Two sources say they believe the poisoning was carried out by the FSB’s Second Service (SZKSiBT), responsible for addressing terrorism, extremism and internal political threats on behalf of the Kremlin. They suggest that the operation was not designed to kill Navalny, but to send him an unequivocal warning and force him into exile.
The sources, speaking with the Dossier Center, a London-based investigative unit, said the novichok’s choice was deliberate. The FSB presides over a wide variety of poisons, many of them unknown. If he had wanted to kill Navalny, he could have done so, they stressed.
Andrei Soldatov, an expert in Russia’s security services, said the Second Service’s involvement was “completely plausible.” It is led by General Alexei Sedov, a former KGB officer from St. Petersburg. He has known Putin since the 1990s and is said to be a longtime confidant.
The service closely follows the model of the KGB Fifth Directorate. In communist times, the ideological department supervised dissident intellectuals. These days, his mandate includes a department for the fight against terrorism, allegedly involved in extrajudicial executions in the North Caucasus.
In early October, the Organization for the Prohibition of Chemical Weapons (OPCW) confirmed that Navalny had been poisoned with novichok, which can cause a heart attack or suffocation if administered in a high enough dose.
The same poison was used against Sergei and Yulia Skripal in Salisbury, England. According to the British government, two undercover assassins working for the Russian military intelligence agency, the GRU, stained novichok on the door handle of Sergei Skripal’s home. The Skripal, who survived, were treated with the antidote atropine, which was also used on Navalny.

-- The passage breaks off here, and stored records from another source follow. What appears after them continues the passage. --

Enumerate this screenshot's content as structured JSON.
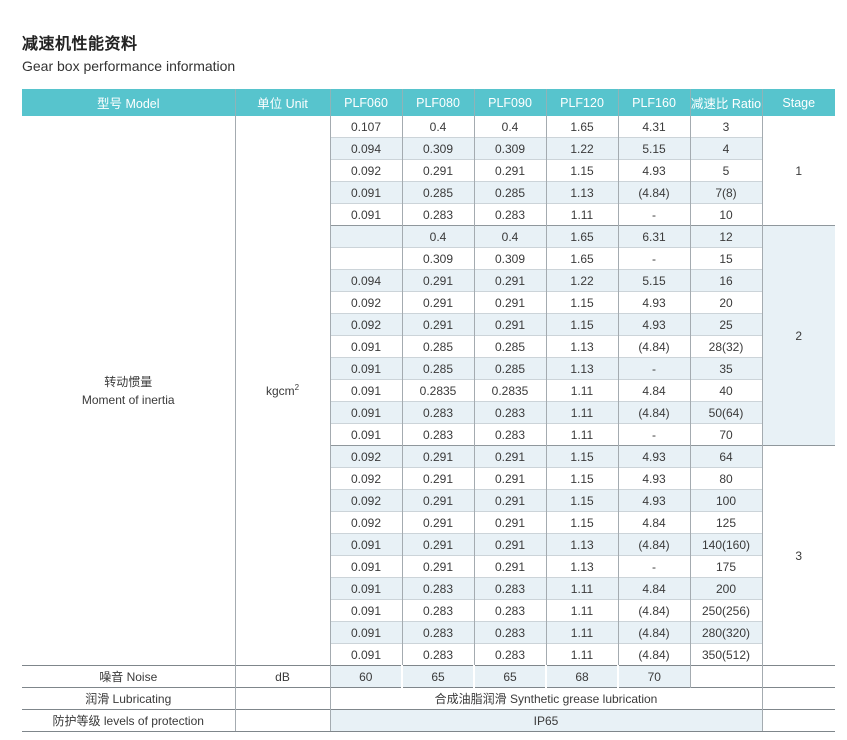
{
  "page": {
    "title_zh": "减速机性能资料",
    "title_en": "Gear box performance information"
  },
  "theme": {
    "header_bg": "#57c4cd",
    "header_text": "#ffffff",
    "row_alt_bg": "#e8f1f6",
    "grid_vertical": "#a4abb0",
    "grid_horizontal": "#ccd4d9",
    "section_line": "#7f868b",
    "body_text": "#3a3a3a"
  },
  "table": {
    "headers": [
      "型号 Model",
      "单位 Unit",
      "PLF060",
      "PLF080",
      "PLF090",
      "PLF120",
      "PLF160",
      "减速比 Ratio",
      "Stage"
    ],
    "row_label": {
      "zh": "转动惯量",
      "en": "Moment of inertia"
    },
    "unit": {
      "base": "kgcm",
      "sup": "2"
    },
    "stages": [
      {
        "stage": "1",
        "rows": [
          [
            "0.107",
            "0.4",
            "0.4",
            "1.65",
            "4.31",
            "3"
          ],
          [
            "0.094",
            "0.309",
            "0.309",
            "1.22",
            "5.15",
            "4"
          ],
          [
            "0.092",
            "0.291",
            "0.291",
            "1.15",
            "4.93",
            "5"
          ],
          [
            "0.091",
            "0.285",
            "0.285",
            "1.13",
            "(4.84)",
            "7(8)"
          ],
          [
            "0.091",
            "0.283",
            "0.283",
            "1.11",
            "-",
            "10"
          ]
        ]
      },
      {
        "stage": "2",
        "rows": [
          [
            "",
            "0.4",
            "0.4",
            "1.65",
            "6.31",
            "12"
          ],
          [
            "",
            "0.309",
            "0.309",
            "1.65",
            "-",
            "15"
          ],
          [
            "0.094",
            "0.291",
            "0.291",
            "1.22",
            "5.15",
            "16"
          ],
          [
            "0.092",
            "0.291",
            "0.291",
            "1.15",
            "4.93",
            "20"
          ],
          [
            "0.092",
            "0.291",
            "0.291",
            "1.15",
            "4.93",
            "25"
          ],
          [
            "0.091",
            "0.285",
            "0.285",
            "1.13",
            "(4.84)",
            "28(32)"
          ],
          [
            "0.091",
            "0.285",
            "0.285",
            "1.13",
            "-",
            "35"
          ],
          [
            "0.091",
            "0.2835",
            "0.2835",
            "1.11",
            "4.84",
            "40"
          ],
          [
            "0.091",
            "0.283",
            "0.283",
            "1.11",
            "(4.84)",
            "50(64)"
          ],
          [
            "0.091",
            "0.283",
            "0.283",
            "1.11",
            "-",
            "70"
          ]
        ]
      },
      {
        "stage": "3",
        "rows": [
          [
            "0.092",
            "0.291",
            "0.291",
            "1.15",
            "4.93",
            "64"
          ],
          [
            "0.092",
            "0.291",
            "0.291",
            "1.15",
            "4.93",
            "80"
          ],
          [
            "0.092",
            "0.291",
            "0.291",
            "1.15",
            "4.93",
            "100"
          ],
          [
            "0.092",
            "0.291",
            "0.291",
            "1.15",
            "4.84",
            "125"
          ],
          [
            "0.091",
            "0.291",
            "0.291",
            "1.13",
            "(4.84)",
            "140(160)"
          ],
          [
            "0.091",
            "0.291",
            "0.291",
            "1.13",
            "-",
            "175"
          ],
          [
            "0.091",
            "0.283",
            "0.283",
            "1.11",
            "4.84",
            "200"
          ],
          [
            "0.091",
            "0.283",
            "0.283",
            "1.11",
            "(4.84)",
            "250(256)"
          ],
          [
            "0.091",
            "0.283",
            "0.283",
            "1.11",
            "(4.84)",
            "280(320)"
          ],
          [
            "0.091",
            "0.283",
            "0.283",
            "1.11",
            "(4.84)",
            "350(512)"
          ]
        ]
      }
    ],
    "noise": {
      "label": "噪音 Noise",
      "unit": "dB",
      "values": [
        "60",
        "65",
        "65",
        "68",
        "70"
      ]
    },
    "lubricating": {
      "label": "润滑 Lubricating",
      "value": "合成油脂润滑 Synthetic grease lubrication"
    },
    "protection": {
      "label": "防护等级 levels of protection",
      "value": "IP65"
    }
  }
}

A local woman, Dawn Sturgess, died two months later after spraying the poison, which had been hidden in a perfume bottle, on her wrists.
This week, the British Foreign Office said: “The UK and its partners have agreed that there is no plausible explanation for Mr Navalny’s poisoning, apart from Russian involvement and responsibility.”

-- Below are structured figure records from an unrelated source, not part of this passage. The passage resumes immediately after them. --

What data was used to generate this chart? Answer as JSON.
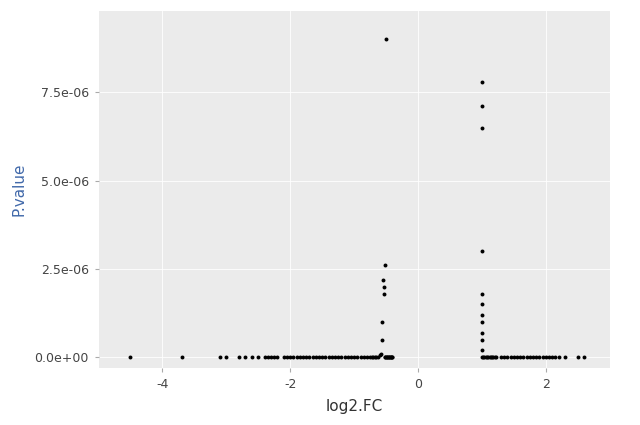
{
  "title": "",
  "xlabel": "log2.FC",
  "ylabel": "P.value",
  "panel_background": "#EBEBEB",
  "figure_background": "#FFFFFF",
  "grid_color": "#FFFFFF",
  "point_color": "#000000",
  "point_size": 8,
  "xlim": [
    -5.0,
    3.0
  ],
  "ylim": [
    -3e-07,
    9.8e-06
  ],
  "x_ticks": [
    -4,
    -2,
    0,
    2
  ],
  "y_ticks": [
    0.0,
    2.5e-06,
    5e-06,
    7.5e-06
  ],
  "xlabel_color": "#333333",
  "ylabel_color": "#4169AA",
  "tick_label_color": "#444444",
  "points": [
    [
      -4.5,
      0.0
    ],
    [
      -3.7,
      0.0
    ],
    [
      -3.1,
      0.0
    ],
    [
      -3.0,
      0.0
    ],
    [
      -2.8,
      0.0
    ],
    [
      -2.7,
      0.0
    ],
    [
      -2.6,
      0.0
    ],
    [
      -2.5,
      0.0
    ],
    [
      -2.4,
      0.0
    ],
    [
      -2.35,
      0.0
    ],
    [
      -2.3,
      0.0
    ],
    [
      -2.25,
      0.0
    ],
    [
      -2.2,
      0.0
    ],
    [
      -2.1,
      0.0
    ],
    [
      -2.05,
      0.0
    ],
    [
      -2.0,
      0.0
    ],
    [
      -1.95,
      0.0
    ],
    [
      -1.9,
      0.0
    ],
    [
      -1.85,
      0.0
    ],
    [
      -1.8,
      0.0
    ],
    [
      -1.75,
      0.0
    ],
    [
      -1.7,
      0.0
    ],
    [
      -1.65,
      0.0
    ],
    [
      -1.6,
      0.0
    ],
    [
      -1.55,
      0.0
    ],
    [
      -1.5,
      0.0
    ],
    [
      -1.45,
      0.0
    ],
    [
      -1.4,
      0.0
    ],
    [
      -1.35,
      0.0
    ],
    [
      -1.3,
      0.0
    ],
    [
      -1.25,
      0.0
    ],
    [
      -1.2,
      0.0
    ],
    [
      -1.15,
      0.0
    ],
    [
      -1.1,
      0.0
    ],
    [
      -1.05,
      0.0
    ],
    [
      -1.0,
      0.0
    ],
    [
      -0.95,
      0.0
    ],
    [
      -0.9,
      0.0
    ],
    [
      -0.85,
      0.0
    ],
    [
      -0.8,
      0.0
    ],
    [
      -0.75,
      0.0
    ],
    [
      -0.72,
      0.0
    ],
    [
      -0.7,
      0.0
    ],
    [
      -0.68,
      0.0
    ],
    [
      -0.65,
      0.0
    ],
    [
      -0.63,
      0.0
    ],
    [
      -0.6,
      5e-08
    ],
    [
      -0.58,
      8e-08
    ],
    [
      -0.57,
      1e-06
    ],
    [
      -0.56,
      5e-07
    ],
    [
      -0.55,
      2.2e-06
    ],
    [
      -0.54,
      2e-06
    ],
    [
      -0.53,
      1.8e-06
    ],
    [
      -0.52,
      2.6e-06
    ],
    [
      -0.52,
      0.0
    ],
    [
      -0.51,
      0.0
    ],
    [
      -0.5,
      0.0
    ],
    [
      -0.49,
      0.0
    ],
    [
      -0.48,
      0.0
    ],
    [
      -0.47,
      0.0
    ],
    [
      -0.46,
      0.0
    ],
    [
      -0.45,
      0.0
    ],
    [
      -0.44,
      0.0
    ],
    [
      -0.43,
      0.0
    ],
    [
      -0.42,
      0.0
    ],
    [
      -0.41,
      0.0
    ],
    [
      -0.4,
      0.0
    ],
    [
      -0.5,
      9e-06
    ],
    [
      1.0,
      7.8e-06
    ],
    [
      1.0,
      7.1e-06
    ],
    [
      1.0,
      6.5e-06
    ],
    [
      1.0,
      3e-06
    ],
    [
      1.0,
      1.8e-06
    ],
    [
      1.0,
      1.5e-06
    ],
    [
      1.0,
      1.2e-06
    ],
    [
      1.0,
      1e-06
    ],
    [
      1.0,
      7e-07
    ],
    [
      1.0,
      5e-07
    ],
    [
      1.0,
      2e-07
    ],
    [
      1.0,
      0.0
    ],
    [
      1.02,
      0.0
    ],
    [
      1.04,
      0.0
    ],
    [
      1.06,
      0.0
    ],
    [
      1.08,
      0.0
    ],
    [
      1.1,
      0.0
    ],
    [
      1.12,
      0.0
    ],
    [
      1.14,
      0.0
    ],
    [
      1.16,
      0.0
    ],
    [
      1.18,
      0.0
    ],
    [
      1.2,
      0.0
    ],
    [
      1.22,
      0.0
    ],
    [
      1.3,
      0.0
    ],
    [
      1.35,
      0.0
    ],
    [
      1.4,
      0.0
    ],
    [
      1.45,
      0.0
    ],
    [
      1.5,
      0.0
    ],
    [
      1.55,
      0.0
    ],
    [
      1.6,
      0.0
    ],
    [
      1.65,
      0.0
    ],
    [
      1.7,
      0.0
    ],
    [
      1.75,
      0.0
    ],
    [
      1.8,
      0.0
    ],
    [
      1.85,
      0.0
    ],
    [
      1.9,
      0.0
    ],
    [
      1.95,
      0.0
    ],
    [
      2.0,
      0.0
    ],
    [
      2.05,
      0.0
    ],
    [
      2.1,
      0.0
    ],
    [
      2.15,
      0.0
    ],
    [
      2.2,
      0.0
    ],
    [
      2.3,
      0.0
    ],
    [
      2.5,
      0.0
    ],
    [
      2.6,
      0.0
    ]
  ]
}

The foreign ministers of France and Germany have repeatedly used nearly identical language, complaining this month that Russia had not carried out a full investigation and that “so far Russia has not provided a credible explanation.”
On Thursday, the EU and the UK announced sanctions against Bortnikov and five other people who said they were behind the “assassination attempt” against Navalny. Bortnikov’s assets will be frozen and he faces a travel ban.
They also target Sergei Kiriyenko, the Putin’s administration’s first deputy chief of staff; Andrei Yarin, another Kremlin official; Alexei Krivoruchko and Pavel Popov, both Deputy Defense Ministers; and Sergei Menyaylo, presidential envoy to the Siberian federal district, where Navalny fell ill.
Another entity, the Moscow State Scientific Research Institute for Organic Chemistry and Technology, was blacklisted. The institute develops chemical warfare agents.
This is not the first time that measures have been imposed on the FSB, the service Putin led in 1998-99 before becoming prime minister and president. Following the poisoning of Alexander Litvinenko in London in 2006 with a radioactive cup of tea, the Tony Blair government cut off all cooperation.
A 2015-16 public inquiry into Litvinenko’s assassination concluded that Putin “probably approved” the operation along with then-FSB chief Nikolai Patrushev. The two men who carried out the poisoning, Andrei Lugovoi and Dmitry Kovtun, had no personal motive for killing Litvinenko and were following orders from the FSB.